Attorney, Brian Aho, can form an LLC or corporation in one day. He also can inexpensively and efficiently draft an operating agreement to protect the company assets and the assets of the members.

To learn more about the differences between an LLC and a corporation, or for assistance in forming the company, contact our office at (612) 271-4047 or brian@aholawoffice.com.

Minnesota Business Purchasing 

Before purchasing a business, you should consult with a knowledgeable Minnesota business attorney and an accountant.  Attorney, Brian Aho, works with business owners to conduct proper legal due diligence on the prospective business for the proper entity, whether a corporation or LLC, drafts bylaws or an operating agreement to protect the owner’s personal assets from company or personal creditors, drafts confidentiality agreements, and negotiates and drafts purchase agreements.  To protect your business,  you should have properly worded non-disclosure agreements so the seller does not disclose confidential information to your competitors, confidentiality agreements so the seller does not take or disclose to your competitors the goodwill, intellectual property, and secrets that you paid for, and non-compete agreements so the seller does not take your customers or employees.

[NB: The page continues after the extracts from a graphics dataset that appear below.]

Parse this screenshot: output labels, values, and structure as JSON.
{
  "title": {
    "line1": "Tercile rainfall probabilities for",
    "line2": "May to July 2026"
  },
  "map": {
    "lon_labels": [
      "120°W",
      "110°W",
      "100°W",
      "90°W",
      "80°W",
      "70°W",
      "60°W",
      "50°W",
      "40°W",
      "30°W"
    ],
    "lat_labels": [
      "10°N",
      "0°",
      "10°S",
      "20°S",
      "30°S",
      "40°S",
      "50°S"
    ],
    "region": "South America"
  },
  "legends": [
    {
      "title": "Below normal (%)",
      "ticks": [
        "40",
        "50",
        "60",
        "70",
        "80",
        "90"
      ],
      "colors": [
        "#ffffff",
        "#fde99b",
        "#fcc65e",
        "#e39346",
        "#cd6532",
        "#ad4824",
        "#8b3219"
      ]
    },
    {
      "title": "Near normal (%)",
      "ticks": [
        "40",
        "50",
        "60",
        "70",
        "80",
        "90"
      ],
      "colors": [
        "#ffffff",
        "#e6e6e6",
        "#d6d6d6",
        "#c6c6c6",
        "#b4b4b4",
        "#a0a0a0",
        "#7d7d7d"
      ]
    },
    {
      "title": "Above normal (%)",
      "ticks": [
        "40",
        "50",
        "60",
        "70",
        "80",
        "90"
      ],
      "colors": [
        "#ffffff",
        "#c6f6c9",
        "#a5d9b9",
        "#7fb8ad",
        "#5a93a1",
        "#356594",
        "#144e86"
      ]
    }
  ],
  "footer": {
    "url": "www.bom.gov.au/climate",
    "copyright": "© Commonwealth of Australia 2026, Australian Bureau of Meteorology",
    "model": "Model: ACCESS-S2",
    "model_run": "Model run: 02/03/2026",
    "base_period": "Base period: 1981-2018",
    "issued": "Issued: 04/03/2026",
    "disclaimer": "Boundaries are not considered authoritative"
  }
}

There are many advantages to purchasing an existing business. Investors are more likely to finance an acquisition than a start-up business because there is significantly less risk. You will already have suppliers, trained employees, and an established customer base. You will not have to worry about proving the value and credibility of the business because this will have already been established. In many cases, the seller will remain with the business to train the buyer and assist with the transition. However, there are many risks involved in business, which is why it is so important to work closely with a Minnesota business attorney. You can minimize the risks by buying an established business and utilizing an experienced business attorney.

For a free initial consultation, contact Aho Law Office, P.A. at (612) 271-4047 or brian@aholawoffice.com.

Minnesota Business Sales

Before selling a business, you should consult with a knowledgeable Minnesota business attorney to negotiate and draft the purchase agreement and to prepare all of the appropriate legal documents, such as nondisclosure agreements, confidentiality agreements, and the final sale agreement.

Just like any other important business step, selling your business requires careful preparation. A well-organized business with all its legal and financial records in order will be more attractive to a purchaser. Attorney, Brian Aho, can help you prepare your business records for sale, and ensure that the final deal is fair and favorable to you.  He can assist you in the sale of your business by negotiating the terms of the sale, helping you understand your options, and prepare the closing documents.